東北会企画①
2018年07月号
夜空を彩る巨大灯籠
「天空の不夜城」
能代市は秋田県の北西に位置する人口約5万2000人のまち。西に雄大な日本海、北に世界遺産「白神山地」を望み、古くから海運業と林業で栄えてきました。2010年から巨大な灯籠を掲げる七夕祭り「天空の不夜城」を開催するなど、近年観光産業にも力を入れています。能代商工会議所の柳原 清司氏に、祭りの歴史と今後の展望について伺いました。

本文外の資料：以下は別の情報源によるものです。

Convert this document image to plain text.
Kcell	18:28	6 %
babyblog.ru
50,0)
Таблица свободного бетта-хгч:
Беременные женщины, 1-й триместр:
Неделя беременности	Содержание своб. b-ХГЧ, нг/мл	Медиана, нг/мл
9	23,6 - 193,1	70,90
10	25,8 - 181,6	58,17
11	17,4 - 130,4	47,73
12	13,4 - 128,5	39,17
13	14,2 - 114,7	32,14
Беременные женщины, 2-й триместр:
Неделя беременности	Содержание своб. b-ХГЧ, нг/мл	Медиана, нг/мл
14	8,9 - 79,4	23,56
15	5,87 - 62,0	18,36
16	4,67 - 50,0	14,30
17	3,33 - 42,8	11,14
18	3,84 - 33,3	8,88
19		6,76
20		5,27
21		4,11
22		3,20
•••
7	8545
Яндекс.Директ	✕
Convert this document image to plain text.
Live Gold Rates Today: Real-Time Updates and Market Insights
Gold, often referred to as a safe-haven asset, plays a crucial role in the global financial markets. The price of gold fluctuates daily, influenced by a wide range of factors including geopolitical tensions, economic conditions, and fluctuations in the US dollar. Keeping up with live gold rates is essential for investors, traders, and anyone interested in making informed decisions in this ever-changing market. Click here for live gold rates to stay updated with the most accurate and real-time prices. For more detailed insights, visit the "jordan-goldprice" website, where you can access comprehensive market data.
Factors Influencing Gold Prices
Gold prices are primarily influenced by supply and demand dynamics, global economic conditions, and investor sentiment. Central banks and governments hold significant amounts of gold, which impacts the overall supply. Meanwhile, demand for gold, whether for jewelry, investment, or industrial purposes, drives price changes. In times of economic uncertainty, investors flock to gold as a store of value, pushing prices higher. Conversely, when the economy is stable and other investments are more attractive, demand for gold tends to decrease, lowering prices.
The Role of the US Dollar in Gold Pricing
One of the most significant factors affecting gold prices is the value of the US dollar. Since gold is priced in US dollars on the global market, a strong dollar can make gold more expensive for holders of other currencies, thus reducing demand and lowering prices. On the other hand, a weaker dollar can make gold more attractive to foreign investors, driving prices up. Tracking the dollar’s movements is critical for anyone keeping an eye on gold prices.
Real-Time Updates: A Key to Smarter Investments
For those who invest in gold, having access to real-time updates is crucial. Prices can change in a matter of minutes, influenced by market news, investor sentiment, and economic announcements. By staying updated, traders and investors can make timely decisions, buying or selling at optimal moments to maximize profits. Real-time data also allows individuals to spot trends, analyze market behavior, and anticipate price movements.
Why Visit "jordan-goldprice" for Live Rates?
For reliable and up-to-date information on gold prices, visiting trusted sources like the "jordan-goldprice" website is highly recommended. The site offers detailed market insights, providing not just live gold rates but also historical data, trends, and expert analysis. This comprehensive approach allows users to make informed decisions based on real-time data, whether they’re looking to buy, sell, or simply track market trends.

1000年以上の歴史を誇る「能代役七夕」をより魅力的に
能代市では、毎年8月6~7日に「能代役七夕」という伝統行事が行われています。大きな灯籠が街中を練り歩くのが特徴で、その歴史は1000年以上。一説によると、飛鳥時代の将軍・安倍比羅夫が蝦夷遠征の際に、大きな灯籠をつくって敵を威嚇したことがはじまりと言われています。
中でも、ひときわ目を引くのが城郭型の灯籠ですが、この形は天保時代(1830~1844年)に名古屋城を模した灯籠がつくられたことを起源とします。その後、大型化が進み、「高さ五丈八尺(17・6m)幅三間四方(5・4m)もある城郭型灯籠を夜明けまで引廻した」という明治時代の記録も残されています。
しかし、明治後期以降、灯籠の高さは7~8m程度に制限されます。電気が普及し、街中に電線が張り巡らされるようになったためです。
それから時が流れ、2012年、市のメインストリートである能代市国道101号の電線地中化が完了したことを機に、かつての巨大灯籠を復活させようという声が上がりました。近年、能代市も多くの地方都市と同様に、少子高齢化による人口減少に悩まされています。まちの活力を少しでも取り戻したいという思いから、先人たちが守り、残してくれた伝統の祭りをパワーアップさせ、観光の目玉にしようという取り組みが始まったのです。そして行政や商工会議所、自治会や企業などが協力して、「天空の不夜城協議会」を立ち上げました。
高さ17・6mの巨大灯籠を1枚の写真から再現
しかし、いざ巨大灯籠を復活させるとなると、苦難の連続でした。まず、作り方が分からない。能代は昭和に2度の大火に見舞われており、巨大灯籠の詳細な資料が全て焼失してしまっていたのです。幸いにも、巨大灯籠を写した明治時代の銀板写真が1枚発見され、その写真をもとに灯籠を設計することができました。制作工程については「立佞武多」で知られる青森県五所川原市の関係者にアドバイスをもらいました。また予算が限られていたため、実際の制作にあたっては、ボランティアを募集。延べ2000人ほどが参加して13年に高さ17・6mの巨大灯籠「嘉六」が完成し、その年の夏に第1回「天空の不夜城」を開催、1世紀の時を超えて巨大灯籠を復活させることができました。
「嘉六」が制作された翌14年には高さ24・1mの城郭型灯籠「愛季」を制作。以来、毎年8月3~4日に2基の巨大灯籠、能代若、能代小若の灯篭が能代の夜を彩り、今では二日間で20万人もの観光客を楽しませています。
現在、巨大灯籠を通年観光に役立てることを計画中です。組み上げた状態のままで展示できる超巨大保管庫を作り、観光スポットとして運営していこうというわけです。また、青森市の「ねぶた」、秋田市の「竿灯」、盛岡市の「さんさ踊り」など、東北の祭りをめぐるツアーも実施して、より多くの観光客を呼び込みたいです。「能代役七夕」「こども七夕」と「天空の不夜城」の開催期間中に、「観光客100万人」が目標です。